A man slashed his own throat live on a Facebook stream after being confronted by paedophile hunters in the English city of Liverpool.
The Facebook Live video, now deleted, showed the man going into his car, taking out a knife, and slitting his own throat, according to a MailOnline report.
The emergency services attended the scene and took the man to hospital, where he is said to be in a stable condition. Merseyside Police have not addressed the man’s fate outright, but they have confirmed that they arrested a 55-year-old man from the town of Kirkby has been placed under arrest for allegedly grooming a child under 14 and the possession of a bladed article.
Citizen “paedophile hunters” who pose as children online in order to smoke out predators who try to groom youngsters on the Internet have become increasingly successful in recent years, with BBC research revealing that an astonishing 60 per cent of grooming prosecutions in 2018 drew upon evidence gathered by them.
However, despite — or perhaps because of — this fact, the police and swathes of the establishment media are extremely hostile towards them.
Assistant Chief Constable Dan Vajzovic, the National Police Chiefs’ Council’s so-called lead for online child abuse groups, has gone so far as to allege that “[w]hen [paedophile hunters] say they are acting in the interests of children, largely they are acting in their own interests, their self-aggrandisement and their desire to exercise force against so-called perpetrators of child abuse” — although why this should matter, even if it was true, is unclear, so long as they do manage to bring groomers before the courts.
Vajzovic has also suggested that some of the prosecutions brought as a result of paedophile hunter activity “may have diverted police resources from more significant offenders,” and that, therefore, “the activity of these groups is not positive” overall.
However, the evidence does not suggest that the authorities would be pursuing an equal number of more targeted prosecutions in the absence of paedophile hunters, with The Telegraph noting that just 68 people were convicted of grooming offences in 2013, before the rise of the hunter groups, compared to 359 in 2018.

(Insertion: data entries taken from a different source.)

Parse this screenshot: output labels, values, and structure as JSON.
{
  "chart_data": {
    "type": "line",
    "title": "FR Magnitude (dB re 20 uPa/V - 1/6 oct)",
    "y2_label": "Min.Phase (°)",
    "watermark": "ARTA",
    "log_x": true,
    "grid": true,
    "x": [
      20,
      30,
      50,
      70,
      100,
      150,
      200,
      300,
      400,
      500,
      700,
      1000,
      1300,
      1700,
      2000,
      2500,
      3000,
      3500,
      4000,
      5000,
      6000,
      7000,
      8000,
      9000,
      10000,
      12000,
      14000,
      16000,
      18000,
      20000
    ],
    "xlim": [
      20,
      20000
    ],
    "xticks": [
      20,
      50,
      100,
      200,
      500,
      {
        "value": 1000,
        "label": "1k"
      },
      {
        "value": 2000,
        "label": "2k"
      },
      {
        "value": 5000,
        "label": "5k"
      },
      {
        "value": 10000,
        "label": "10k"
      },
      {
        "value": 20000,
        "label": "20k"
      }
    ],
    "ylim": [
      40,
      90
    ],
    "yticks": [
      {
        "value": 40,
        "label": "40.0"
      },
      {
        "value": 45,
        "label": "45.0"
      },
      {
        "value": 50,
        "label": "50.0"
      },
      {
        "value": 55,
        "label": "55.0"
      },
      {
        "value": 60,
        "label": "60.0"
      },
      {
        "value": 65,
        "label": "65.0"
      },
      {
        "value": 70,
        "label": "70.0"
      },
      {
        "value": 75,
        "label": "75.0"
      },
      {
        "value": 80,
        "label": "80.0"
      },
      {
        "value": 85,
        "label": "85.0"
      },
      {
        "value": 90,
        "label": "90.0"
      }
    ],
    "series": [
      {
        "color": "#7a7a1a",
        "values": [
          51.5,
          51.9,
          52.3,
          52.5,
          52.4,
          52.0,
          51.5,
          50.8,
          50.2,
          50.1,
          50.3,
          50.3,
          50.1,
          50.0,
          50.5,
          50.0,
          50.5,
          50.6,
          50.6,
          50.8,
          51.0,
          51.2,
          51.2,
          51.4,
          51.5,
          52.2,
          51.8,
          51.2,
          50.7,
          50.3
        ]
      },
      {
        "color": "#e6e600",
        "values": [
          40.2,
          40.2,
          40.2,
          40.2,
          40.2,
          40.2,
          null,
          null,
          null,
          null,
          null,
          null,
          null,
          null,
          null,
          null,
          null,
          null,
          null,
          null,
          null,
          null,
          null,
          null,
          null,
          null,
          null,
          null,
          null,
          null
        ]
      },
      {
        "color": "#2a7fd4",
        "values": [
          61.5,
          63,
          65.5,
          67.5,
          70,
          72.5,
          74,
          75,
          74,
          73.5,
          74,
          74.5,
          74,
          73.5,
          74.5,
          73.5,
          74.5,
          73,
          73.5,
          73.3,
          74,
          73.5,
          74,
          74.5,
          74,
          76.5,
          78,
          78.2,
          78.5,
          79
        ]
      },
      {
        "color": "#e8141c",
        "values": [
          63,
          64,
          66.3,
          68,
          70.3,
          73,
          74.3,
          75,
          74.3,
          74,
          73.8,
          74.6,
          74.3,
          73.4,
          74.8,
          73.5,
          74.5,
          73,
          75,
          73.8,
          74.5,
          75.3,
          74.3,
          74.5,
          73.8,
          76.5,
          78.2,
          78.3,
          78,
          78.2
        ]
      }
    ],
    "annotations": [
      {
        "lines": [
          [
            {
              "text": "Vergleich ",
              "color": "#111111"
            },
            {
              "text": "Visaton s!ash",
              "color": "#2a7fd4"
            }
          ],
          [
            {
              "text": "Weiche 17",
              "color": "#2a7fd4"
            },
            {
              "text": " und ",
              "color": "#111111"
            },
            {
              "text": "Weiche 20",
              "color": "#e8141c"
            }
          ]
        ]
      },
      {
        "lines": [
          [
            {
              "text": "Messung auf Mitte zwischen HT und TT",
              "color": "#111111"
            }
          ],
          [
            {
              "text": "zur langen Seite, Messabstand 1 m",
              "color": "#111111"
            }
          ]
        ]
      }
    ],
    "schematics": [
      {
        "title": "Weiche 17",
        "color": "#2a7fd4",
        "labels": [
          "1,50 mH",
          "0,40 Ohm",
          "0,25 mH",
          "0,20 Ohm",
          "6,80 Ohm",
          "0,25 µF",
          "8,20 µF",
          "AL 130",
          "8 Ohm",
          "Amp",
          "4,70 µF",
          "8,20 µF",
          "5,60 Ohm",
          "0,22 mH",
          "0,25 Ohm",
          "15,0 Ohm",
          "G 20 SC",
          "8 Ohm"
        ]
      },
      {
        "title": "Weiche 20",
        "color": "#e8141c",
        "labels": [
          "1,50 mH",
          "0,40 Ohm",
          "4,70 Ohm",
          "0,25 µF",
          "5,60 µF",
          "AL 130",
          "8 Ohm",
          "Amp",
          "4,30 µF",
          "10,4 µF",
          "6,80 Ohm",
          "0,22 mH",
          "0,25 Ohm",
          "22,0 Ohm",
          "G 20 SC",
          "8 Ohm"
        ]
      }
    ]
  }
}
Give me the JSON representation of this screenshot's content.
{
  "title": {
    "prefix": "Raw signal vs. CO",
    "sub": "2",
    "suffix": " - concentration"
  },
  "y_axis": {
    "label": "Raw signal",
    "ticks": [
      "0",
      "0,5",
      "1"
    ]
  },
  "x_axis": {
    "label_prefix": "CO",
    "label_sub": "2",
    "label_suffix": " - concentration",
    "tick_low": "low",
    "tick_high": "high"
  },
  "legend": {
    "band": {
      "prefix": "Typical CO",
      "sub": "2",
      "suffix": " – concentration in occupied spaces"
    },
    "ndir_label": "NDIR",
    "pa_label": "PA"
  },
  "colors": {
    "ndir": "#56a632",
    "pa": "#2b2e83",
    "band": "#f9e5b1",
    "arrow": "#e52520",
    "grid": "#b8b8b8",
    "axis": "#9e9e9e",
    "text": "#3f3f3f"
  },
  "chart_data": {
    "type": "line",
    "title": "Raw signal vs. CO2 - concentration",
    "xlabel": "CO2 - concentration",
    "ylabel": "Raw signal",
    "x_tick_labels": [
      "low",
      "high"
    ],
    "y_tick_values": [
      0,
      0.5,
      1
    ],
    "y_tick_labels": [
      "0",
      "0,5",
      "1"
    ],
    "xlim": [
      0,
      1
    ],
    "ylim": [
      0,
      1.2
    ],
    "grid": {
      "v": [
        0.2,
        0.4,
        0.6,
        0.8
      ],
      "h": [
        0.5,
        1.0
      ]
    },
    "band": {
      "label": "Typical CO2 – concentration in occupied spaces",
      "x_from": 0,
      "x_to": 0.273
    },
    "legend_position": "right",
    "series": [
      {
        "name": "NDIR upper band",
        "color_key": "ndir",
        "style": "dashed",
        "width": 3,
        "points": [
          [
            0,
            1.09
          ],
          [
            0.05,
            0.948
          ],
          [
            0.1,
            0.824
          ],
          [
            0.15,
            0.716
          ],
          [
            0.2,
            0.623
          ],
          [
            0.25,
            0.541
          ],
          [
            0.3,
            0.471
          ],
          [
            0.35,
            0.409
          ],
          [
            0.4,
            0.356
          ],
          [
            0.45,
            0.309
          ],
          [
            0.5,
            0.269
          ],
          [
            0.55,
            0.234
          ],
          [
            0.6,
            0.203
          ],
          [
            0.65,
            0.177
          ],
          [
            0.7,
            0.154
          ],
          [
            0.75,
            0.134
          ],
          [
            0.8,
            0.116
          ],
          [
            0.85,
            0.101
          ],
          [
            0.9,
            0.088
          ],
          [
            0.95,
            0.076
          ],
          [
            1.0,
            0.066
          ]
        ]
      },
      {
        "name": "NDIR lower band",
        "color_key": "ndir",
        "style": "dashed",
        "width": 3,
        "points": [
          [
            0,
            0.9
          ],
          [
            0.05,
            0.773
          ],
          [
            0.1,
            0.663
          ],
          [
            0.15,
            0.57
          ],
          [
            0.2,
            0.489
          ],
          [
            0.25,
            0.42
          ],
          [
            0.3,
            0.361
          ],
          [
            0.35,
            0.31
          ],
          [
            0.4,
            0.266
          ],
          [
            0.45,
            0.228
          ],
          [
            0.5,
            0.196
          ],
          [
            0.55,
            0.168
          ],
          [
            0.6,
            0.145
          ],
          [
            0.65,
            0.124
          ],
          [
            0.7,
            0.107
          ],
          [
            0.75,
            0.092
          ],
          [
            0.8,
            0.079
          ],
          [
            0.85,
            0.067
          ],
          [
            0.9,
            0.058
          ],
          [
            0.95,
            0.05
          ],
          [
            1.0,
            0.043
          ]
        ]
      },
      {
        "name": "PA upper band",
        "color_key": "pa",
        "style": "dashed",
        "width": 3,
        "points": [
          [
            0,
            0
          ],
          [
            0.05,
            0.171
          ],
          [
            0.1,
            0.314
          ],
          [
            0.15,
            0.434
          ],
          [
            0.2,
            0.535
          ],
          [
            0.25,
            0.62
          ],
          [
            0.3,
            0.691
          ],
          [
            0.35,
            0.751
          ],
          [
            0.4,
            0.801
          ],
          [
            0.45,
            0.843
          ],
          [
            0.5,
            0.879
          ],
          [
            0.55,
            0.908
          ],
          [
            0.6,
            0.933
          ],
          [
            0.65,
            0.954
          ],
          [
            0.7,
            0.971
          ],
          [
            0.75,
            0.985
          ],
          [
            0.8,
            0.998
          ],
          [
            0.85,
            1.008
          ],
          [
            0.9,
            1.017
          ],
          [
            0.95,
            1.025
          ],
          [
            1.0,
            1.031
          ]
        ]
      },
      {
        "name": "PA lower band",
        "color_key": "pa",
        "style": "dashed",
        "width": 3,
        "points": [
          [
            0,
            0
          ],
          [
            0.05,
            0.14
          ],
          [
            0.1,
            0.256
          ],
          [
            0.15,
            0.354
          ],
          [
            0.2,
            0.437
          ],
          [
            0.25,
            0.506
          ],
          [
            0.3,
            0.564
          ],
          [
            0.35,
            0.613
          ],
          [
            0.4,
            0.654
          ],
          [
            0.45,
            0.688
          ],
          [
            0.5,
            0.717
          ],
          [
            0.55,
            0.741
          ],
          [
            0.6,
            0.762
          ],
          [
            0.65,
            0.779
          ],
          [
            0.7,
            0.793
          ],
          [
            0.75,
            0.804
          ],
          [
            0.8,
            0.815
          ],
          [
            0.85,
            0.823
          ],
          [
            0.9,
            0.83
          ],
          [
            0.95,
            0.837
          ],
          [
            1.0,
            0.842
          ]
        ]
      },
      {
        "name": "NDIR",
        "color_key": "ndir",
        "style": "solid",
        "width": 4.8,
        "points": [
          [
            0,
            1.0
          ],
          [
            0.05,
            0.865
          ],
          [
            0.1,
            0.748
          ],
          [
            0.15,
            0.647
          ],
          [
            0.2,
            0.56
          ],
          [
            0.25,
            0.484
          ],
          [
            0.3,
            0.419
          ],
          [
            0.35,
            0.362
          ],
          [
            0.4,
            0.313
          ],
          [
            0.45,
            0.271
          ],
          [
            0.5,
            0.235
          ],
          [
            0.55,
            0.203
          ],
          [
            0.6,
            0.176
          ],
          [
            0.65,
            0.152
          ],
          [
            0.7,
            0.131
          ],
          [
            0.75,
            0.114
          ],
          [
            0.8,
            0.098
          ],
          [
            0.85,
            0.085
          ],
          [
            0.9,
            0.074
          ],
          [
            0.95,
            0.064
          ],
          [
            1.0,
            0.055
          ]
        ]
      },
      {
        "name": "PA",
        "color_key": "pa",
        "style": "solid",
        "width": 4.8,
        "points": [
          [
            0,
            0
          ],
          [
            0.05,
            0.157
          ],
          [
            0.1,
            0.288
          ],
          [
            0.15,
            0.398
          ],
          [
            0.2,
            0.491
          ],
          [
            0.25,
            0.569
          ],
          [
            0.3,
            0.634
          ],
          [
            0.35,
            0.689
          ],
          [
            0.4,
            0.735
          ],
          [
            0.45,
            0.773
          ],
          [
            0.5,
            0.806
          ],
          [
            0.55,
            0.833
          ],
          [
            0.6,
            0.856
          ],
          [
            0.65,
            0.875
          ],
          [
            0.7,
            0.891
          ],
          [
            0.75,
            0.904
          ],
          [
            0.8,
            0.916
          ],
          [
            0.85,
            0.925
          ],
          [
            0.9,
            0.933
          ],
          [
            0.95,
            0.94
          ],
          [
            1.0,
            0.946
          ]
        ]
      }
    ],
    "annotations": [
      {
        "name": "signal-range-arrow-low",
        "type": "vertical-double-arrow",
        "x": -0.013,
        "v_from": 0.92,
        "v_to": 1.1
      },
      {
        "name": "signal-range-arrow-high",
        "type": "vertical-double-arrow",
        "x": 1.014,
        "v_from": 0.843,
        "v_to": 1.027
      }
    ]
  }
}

Indeed, some might argue that British police resentment of paedophile hunters might be rooted in their own sordid history of failure on child grooming, which the hunters’ success as unpaid amateurs might tend to underline.
Most notoriously, forces were far from eager to pursue mostly Muslim, Pakistani-heritage grooming gangs which operated across the country with impunity for decades, with officers told to “try and get other ethnicities” and victims’ parents told their children were “child prostitutes” making a lifestyle choice.
While failure in this area is now acknowledged, few if any officers have actually been held to account personally, with forces still seemingly plagued by political correctness and claims that grooming abuse continues largely unabated.